The loop, corresponding to the loop 32, need not be outside the vessel in which the pool of liquid is stored, but may be inside it, e.g. in the headspace or incorporated within the structure of the container itself. In this connection the latter can be any type of suitable container, of any required size, and can be of any special design suitable for the requirements of the user. Thus it can for example be a vessel having a complex wall structure, with or without a removable closure member such as a pressure-tight sealed cover.

Where such a cover is provided, the complex wall structure can be part of the cover instead of the vessel.

This structure can for example be hollow to define the ductwork of the loop, with elements such as the pump, heater or heaters if provided, and any associated valves and/or instrumentation, being arranged within it. In general, wherever the loop is located, it is preferably thermally insulated in any suitable way from the interior of the vessel, so that the heat to be applied to the gas sample is not dissipated into the pool of liquid or the headspace above it.

In place of a heater or heaters, or in addition, the loop may include an extended heat exchange surface, e.g. finned ducting, whereby ambient air can yield heat to the gas sample; such an extended surface may be part of a heat exchanger which may be fan-assisted.

Claims (14)

1. A method of dispensing a fluid from a container, the fluid being contained in the latter in mainly liquid form, comprising the steps of: passing some of the liquid as gas, from a headspace above a free surface of the liquid, through a loop; causing the temperature of the gas to rise in the loop; reintroducing the resulting warmer gas from the loop to a localized zone of the liquid in the container, so as to heat the liquid in the localized zone and increase the pressure in the container; and allowing this increased pressure to drive a quantity of the fluid out of the container.

2. A method according to Claim 1, wherein the warmed gas is introduced above the free liquid surface so as to impinge on the latter.

3. A method according to Claim 1 or Claim 2, wherein the warmed gas is introduced below the free liquid surface so as to bubble up through the liquid, at least when the container is substantially full.

4 A method according to any one of the preceding Claims, wherein the fluid held at a cryogenic temperature is in liquid form in the container.

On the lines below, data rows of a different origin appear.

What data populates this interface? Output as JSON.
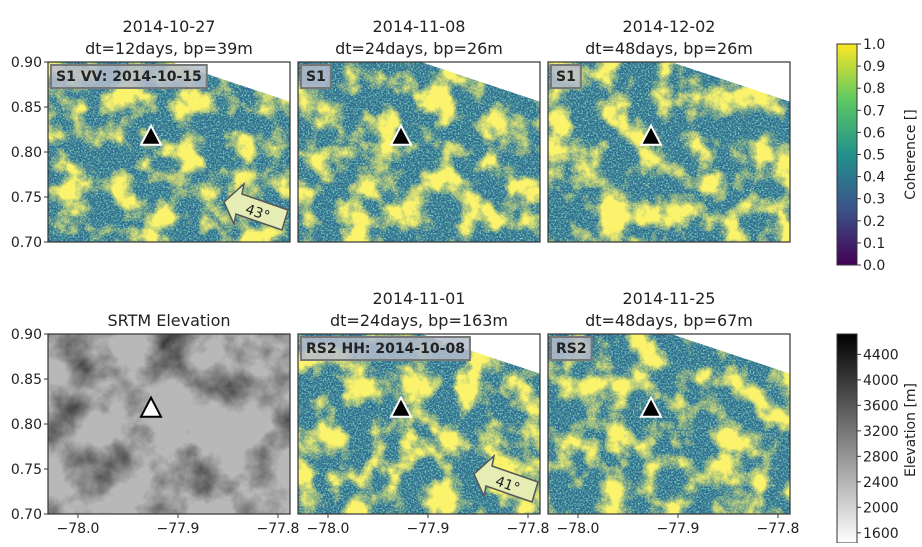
{
  "chart_data": [
    {
      "type": "coherence",
      "title": "2014-10-27",
      "subtitle": "dt=12days, bp=39m",
      "badge": "S1 VV: 2014-10-15",
      "heading_label": "43°",
      "xlim": [
        -78.03,
        -77.788
      ],
      "ylim": [
        0.7,
        0.9
      ],
      "yticks": [
        {
          "value": 0.9,
          "label": "0.90"
        },
        {
          "value": 0.85,
          "label": "0.85"
        },
        {
          "value": 0.8,
          "label": "0.80"
        },
        {
          "value": 0.75,
          "label": "0.75"
        },
        {
          "value": 0.7,
          "label": "0.70"
        }
      ],
      "marker": {
        "x": -77.927,
        "y": 0.817
      }
    },
    {
      "type": "coherence",
      "title": "2014-11-08",
      "subtitle": "dt=24days, bp=26m",
      "badge": "S1",
      "xlim": [
        -78.03,
        -77.788
      ],
      "ylim": [
        0.7,
        0.9
      ],
      "marker": {
        "x": -77.927,
        "y": 0.817
      }
    },
    {
      "type": "coherence",
      "title": "2014-12-02",
      "subtitle": "dt=48days, bp=26m",
      "badge": "S1",
      "xlim": [
        -78.03,
        -77.788
      ],
      "ylim": [
        0.7,
        0.9
      ],
      "marker": {
        "x": -77.927,
        "y": 0.817
      }
    },
    {
      "type": "elevation",
      "title": "SRTM Elevation",
      "xlim": [
        -78.03,
        -77.788
      ],
      "ylim": [
        0.7,
        0.9
      ],
      "yticks": [
        {
          "value": 0.9,
          "label": "0.90"
        },
        {
          "value": 0.85,
          "label": "0.85"
        },
        {
          "value": 0.8,
          "label": "0.80"
        },
        {
          "value": 0.75,
          "label": "0.75"
        },
        {
          "value": 0.7,
          "label": "0.70"
        }
      ],
      "xticks": [
        {
          "value": -78.0,
          "label": "−78.0"
        },
        {
          "value": -77.9,
          "label": "−77.9"
        },
        {
          "value": -77.8,
          "label": "−77.8"
        }
      ],
      "marker": {
        "x": -77.927,
        "y": 0.817
      }
    },
    {
      "type": "coherence",
      "title": "2014-11-01",
      "subtitle": "dt=24days, bp=163m",
      "badge": "RS2 HH: 2014-10-08",
      "heading_label": "41°",
      "xlim": [
        -78.03,
        -77.788
      ],
      "ylim": [
        0.7,
        0.9
      ],
      "xticks": [
        {
          "value": -78.0,
          "label": "−78.0"
        },
        {
          "value": -77.9,
          "label": "−77.9"
        },
        {
          "value": -77.8,
          "label": "−77.8"
        }
      ],
      "marker": {
        "x": -77.927,
        "y": 0.817
      }
    },
    {
      "type": "coherence",
      "title": "2014-11-25",
      "subtitle": "dt=48days, bp=67m",
      "badge": "RS2",
      "xlim": [
        -78.03,
        -77.788
      ],
      "ylim": [
        0.7,
        0.9
      ],
      "xticks": [
        {
          "value": -78.0,
          "label": "−78.0"
        },
        {
          "value": -77.9,
          "label": "−77.9"
        },
        {
          "value": -77.8,
          "label": "−77.8"
        }
      ],
      "marker": {
        "x": -77.927,
        "y": 0.817
      }
    },
    {
      "type": "colorbar",
      "label": "Coherence []",
      "ylim": [
        0,
        1
      ],
      "yticks": [
        {
          "value": 1,
          "label": "1.0"
        },
        0.9,
        0.8,
        0.7,
        0.6,
        0.5,
        0.4,
        0.3,
        0.2,
        0.1,
        {
          "value": 0,
          "label": "0.0"
        }
      ],
      "colors": [
        "#440154",
        "#3b528b",
        "#21918c",
        "#5ec962",
        "#fde725"
      ]
    },
    {
      "type": "colorbar",
      "label": "Elevation [m]",
      "ylim": [
        1440,
        4720
      ],
      "yticks": [
        4400,
        4000,
        3600,
        3200,
        2800,
        2400,
        2000,
        1600
      ],
      "colors": [
        "#ffffff",
        "#000000"
      ]
    }
  ]
}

5. Dispensing apparatus for a fluid, comprising: a container for storing the fluid in liquid form, defining a headspace above a predetermined level in the container corresponding to the surface of liquid therein when the container is full; together with means for dispensing fluid therefrom and comprising a loop having an outlet from the headspace leading to an inlet into the container via driving means for urging fluid through the loop, the loop being adapted to cause the temperature of a gas within it to rise; and main outlet means for removing the fluid from the container.

6. Apparatus according to Claim 5, wherein the means for urging fluid through the loop comprises a pump arranged in the loop.

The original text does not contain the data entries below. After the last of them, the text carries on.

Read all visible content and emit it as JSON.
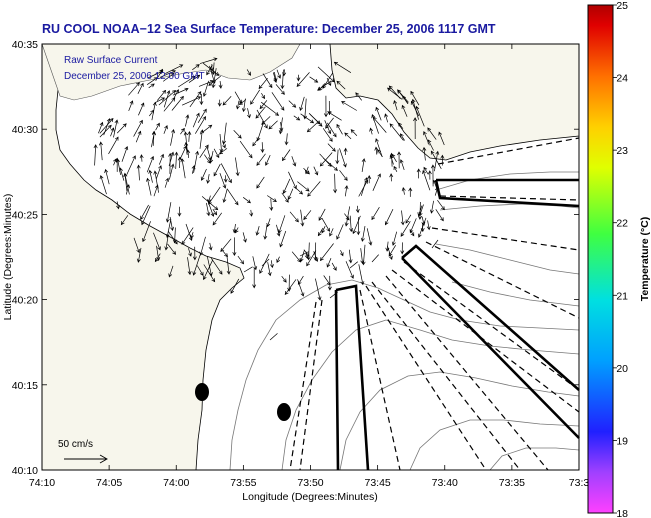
{
  "title": "RU COOL  NOAA−12  Sea Surface Temperature:  December 25, 2006 1117 GMT",
  "legend": {
    "line1": "Raw Surface Current",
    "line2": "December 25, 2006 12:00 GMT"
  },
  "scale_label": "50 cm/s",
  "chart_data": {
    "type": "vector-field-map",
    "title": "RU COOL  NOAA−12  Sea Surface Temperature:  December 25, 2006 1117 GMT",
    "xlabel": "Longitude (Degrees:Minutes)",
    "ylabel": "Latitude (Degrees:Minutes)",
    "x_ticks": [
      "74:10",
      "74:05",
      "74:00",
      "73:55",
      "73:50",
      "73:45",
      "73:40",
      "73:35",
      "73:3"
    ],
    "y_ticks": [
      "40:10",
      "40:15",
      "40:20",
      "40:25",
      "40:30",
      "40:35"
    ],
    "colorbar": {
      "label": "Temperature (°C)",
      "ticks": [
        "18",
        "19",
        "20",
        "21",
        "22",
        "23",
        "24",
        "25"
      ],
      "min": 18,
      "max": 25
    },
    "markers": 2
  }
}
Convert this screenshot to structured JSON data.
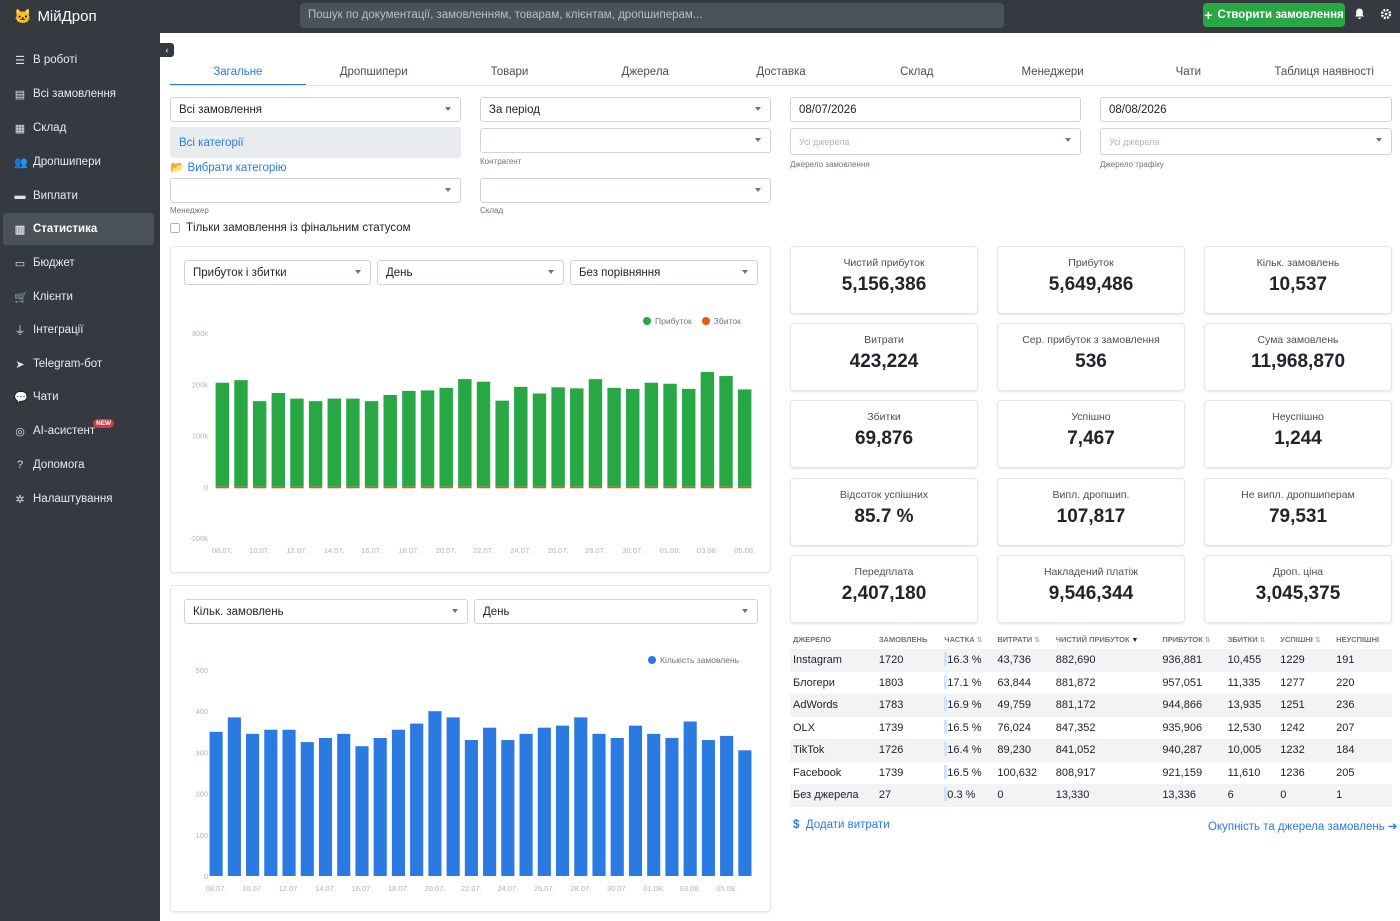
{
  "app": {
    "title": "МійДроп",
    "search_placeholder": "Пошук по документації, замовленням, товарам, клієнтам, дропшиперам...",
    "create_button": "Створити замовлення"
  },
  "sidebar": {
    "items": [
      {
        "label": "В роботі",
        "icon": "list-icon"
      },
      {
        "label": "Всі замовлення",
        "icon": "table-icon"
      },
      {
        "label": "Склад",
        "icon": "boxes-icon"
      },
      {
        "label": "Дропшипери",
        "icon": "users-icon"
      },
      {
        "label": "Виплати",
        "icon": "money-icon"
      },
      {
        "label": "Статистика",
        "icon": "chart-icon"
      },
      {
        "label": "Бюджет",
        "icon": "wallet-icon"
      },
      {
        "label": "Клієнти",
        "icon": "cart-icon"
      },
      {
        "label": "Інтеграції",
        "icon": "plug-icon"
      },
      {
        "label": "Telegram-бот",
        "icon": "telegram-icon"
      },
      {
        "label": "Чати",
        "icon": "chat-icon"
      },
      {
        "label": "AI-асистент",
        "icon": "ai-icon",
        "badge": "NEW"
      },
      {
        "label": "Допомога",
        "icon": "help-icon"
      },
      {
        "label": "Налаштування",
        "icon": "gear-icon"
      }
    ]
  },
  "tabs": [
    "Загальне",
    "Дропшипери",
    "Товари",
    "Джерела",
    "Доставка",
    "Склад",
    "Менеджери",
    "Чати",
    "Таблиця наявності"
  ],
  "filters": {
    "orders": "Всі замовлення",
    "period": "За період",
    "date_from": "08/07/2026",
    "date_to": "08/08/2026",
    "categories": "Всі категорії",
    "choose_category": "Вибрати категорію",
    "counterparty_label": "Контрагент",
    "order_source_placeholder": "Усі джерела",
    "order_source_label": "Джерело замовлення",
    "traffic_source_placeholder": "Усі джерела",
    "traffic_source_label": "Джерело трафіку",
    "manager_label": "Менеджер",
    "warehouse_label": "Склад",
    "final_status_only": "Тільки замовлення із фінальним статусом"
  },
  "chart1_controls": {
    "metric": "Прибуток і збитки",
    "granularity": "День",
    "compare": "Без порівняння"
  },
  "chart2_controls": {
    "metric": "Кільк. замовлень",
    "granularity": "День"
  },
  "colors": {
    "profit": "#28a745",
    "loss": "#e8590c",
    "orders": "#2a7ae2",
    "sidebar": "#343a40",
    "accent": "#2a7ae2"
  },
  "chart_data": [
    {
      "type": "bar",
      "title": "",
      "series": [
        {
          "name": "Прибуток",
          "values": [
            203000,
            208000,
            167000,
            183000,
            172000,
            167000,
            172000,
            172000,
            167000,
            179000,
            187000,
            188000,
            193000,
            210000,
            205000,
            168000,
            195000,
            182000,
            194000,
            192000,
            210000,
            193000,
            191000,
            203000,
            201000,
            191000,
            224000,
            216000,
            190000
          ]
        },
        {
          "name": "Збиток",
          "values": [
            -3000,
            -3000,
            -3000,
            -3000,
            -3000,
            -3000,
            -3000,
            -3000,
            -3000,
            -3000,
            -3000,
            -3000,
            -3000,
            -3000,
            -3000,
            -3000,
            -3000,
            -3000,
            -3000,
            -3000,
            -3000,
            -3000,
            -3000,
            -3000,
            -3000,
            -3000,
            -3000,
            -3000,
            -3000
          ]
        }
      ],
      "x_tick_labels": [
        "08.07.",
        "10.07.",
        "12.07.",
        "14.07.",
        "16.07.",
        "18.07.",
        "20.07.",
        "22.07.",
        "24.07.",
        "26.07.",
        "28.07.",
        "30.07.",
        "01.08.",
        "03.08.",
        "05.08."
      ],
      "y_tick_labels": [
        "300k",
        "200k",
        "100k",
        "0",
        "-100k"
      ],
      "ylim": [
        -100000,
        300000
      ],
      "legend": "top-right"
    },
    {
      "type": "bar",
      "title": "",
      "series": [
        {
          "name": "Кількість замовлень",
          "values": [
            350,
            385,
            345,
            355,
            355,
            325,
            335,
            345,
            315,
            335,
            355,
            370,
            400,
            385,
            330,
            360,
            330,
            345,
            360,
            365,
            385,
            345,
            335,
            365,
            345,
            335,
            375,
            330,
            340,
            305
          ]
        }
      ],
      "x_tick_labels": [
        "08.07.",
        "10.07.",
        "12.07.",
        "14.07.",
        "16.07.",
        "18.07.",
        "20.07.",
        "22.07.",
        "24.07.",
        "26.07.",
        "28.07.",
        "30.07.",
        "01.08.",
        "03.08.",
        "05.08."
      ],
      "y_tick_labels": [
        "500",
        "400",
        "300",
        "200",
        "100",
        "0"
      ],
      "ylim": [
        0,
        500
      ],
      "legend": "top-right"
    }
  ],
  "stats": [
    {
      "title": "Чистий прибуток",
      "value": "5,156,386"
    },
    {
      "title": "Прибуток",
      "value": "5,649,486"
    },
    {
      "title": "Кільк. замовлень",
      "value": "10,537"
    },
    {
      "title": "Витрати",
      "value": "423,224"
    },
    {
      "title": "Сер. прибуток з замовлення",
      "value": "536"
    },
    {
      "title": "Сума замовлень",
      "value": "11,968,870"
    },
    {
      "title": "Збитки",
      "value": "69,876"
    },
    {
      "title": "Успішно",
      "value": "7,467"
    },
    {
      "title": "Неуспішно",
      "value": "1,244"
    },
    {
      "title": "Відсоток успішних",
      "value": "85.7 %"
    },
    {
      "title": "Випл. дропшип.",
      "value": "107,817"
    },
    {
      "title": "Не випл. дропшиперам",
      "value": "79,531"
    },
    {
      "title": "Передплата",
      "value": "2,407,180"
    },
    {
      "title": "Накладений платіж",
      "value": "9,546,344"
    },
    {
      "title": "Дроп. ціна",
      "value": "3,045,375"
    }
  ],
  "sources_table": {
    "headers": [
      "ДЖЕРЕЛО",
      "ЗАМОВЛЕНЬ",
      "ЧАСТКА",
      "ВИТРАТИ",
      "ЧИСТИЙ ПРИБУТОК",
      "ПРИБУТОК",
      "ЗБИТКИ",
      "УСПІШНІ",
      "НЕУСПІШНІ"
    ],
    "rows": [
      [
        "Instagram",
        "1720",
        "16.3 %",
        "43,736",
        "882,690",
        "936,881",
        "10,455",
        "1229",
        "191"
      ],
      [
        "Блогери",
        "1803",
        "17.1 %",
        "63,844",
        "881,872",
        "957,051",
        "11,335",
        "1277",
        "220"
      ],
      [
        "AdWords",
        "1783",
        "16.9 %",
        "49,759",
        "881,172",
        "944,866",
        "13,935",
        "1251",
        "236"
      ],
      [
        "OLX",
        "1739",
        "16.5 %",
        "76,024",
        "847,352",
        "935,906",
        "12,530",
        "1242",
        "207"
      ],
      [
        "TikTok",
        "1726",
        "16.4 %",
        "89,230",
        "841,052",
        "940,287",
        "10,005",
        "1232",
        "184"
      ],
      [
        "Facebook",
        "1739",
        "16.5 %",
        "100,632",
        "808,917",
        "921,159",
        "11,610",
        "1236",
        "205"
      ],
      [
        "Без джерела",
        "27",
        "0.3 %",
        "0",
        "13,330",
        "13,336",
        "6",
        "0",
        "1"
      ]
    ]
  },
  "footer_links": {
    "add_expenses": "Додати витрати",
    "payback": "Окупність та джерела замовлень"
  }
}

7. Apparatus according to Claim 5 or Claim 6, including heating means in the loop.

8. Apparatus according to any one of Claims 5 to 7, wherein the said inlet terminates in the headspace.

9. Apparatus according to any one of Claims 5 to 7, wherein the said inlet terminates at a level between the said predetermined level and the bottom of the container.

10. Apparatus according to any one of Claims 5 to 9, wherein the loop extends outside the container, the said outlet and inlet of the loop passing through a wall portion, or respective wall portions, of the container.

11. Apparatus according to any one of Claims 5 to 9, wherein at least part of the loop, including the said driving means, is arranged or incorporated in the container.

12. Apparatus according to any one of Claims 5 to 11, further including heat exchange means in the loop for transfer of heat from the atmosphere outside the container to fluid in the loop

13. A method of dispensing a fluid from a container holding the fluid in liquid form, substantially as described in the foregoing description with reference to the accompanying drawing.

14. Dispensing apparatus for storing a gas in liquid form and dispensing it therefrom, substantially as described in the foregoing description with reference to the accompanying drawing.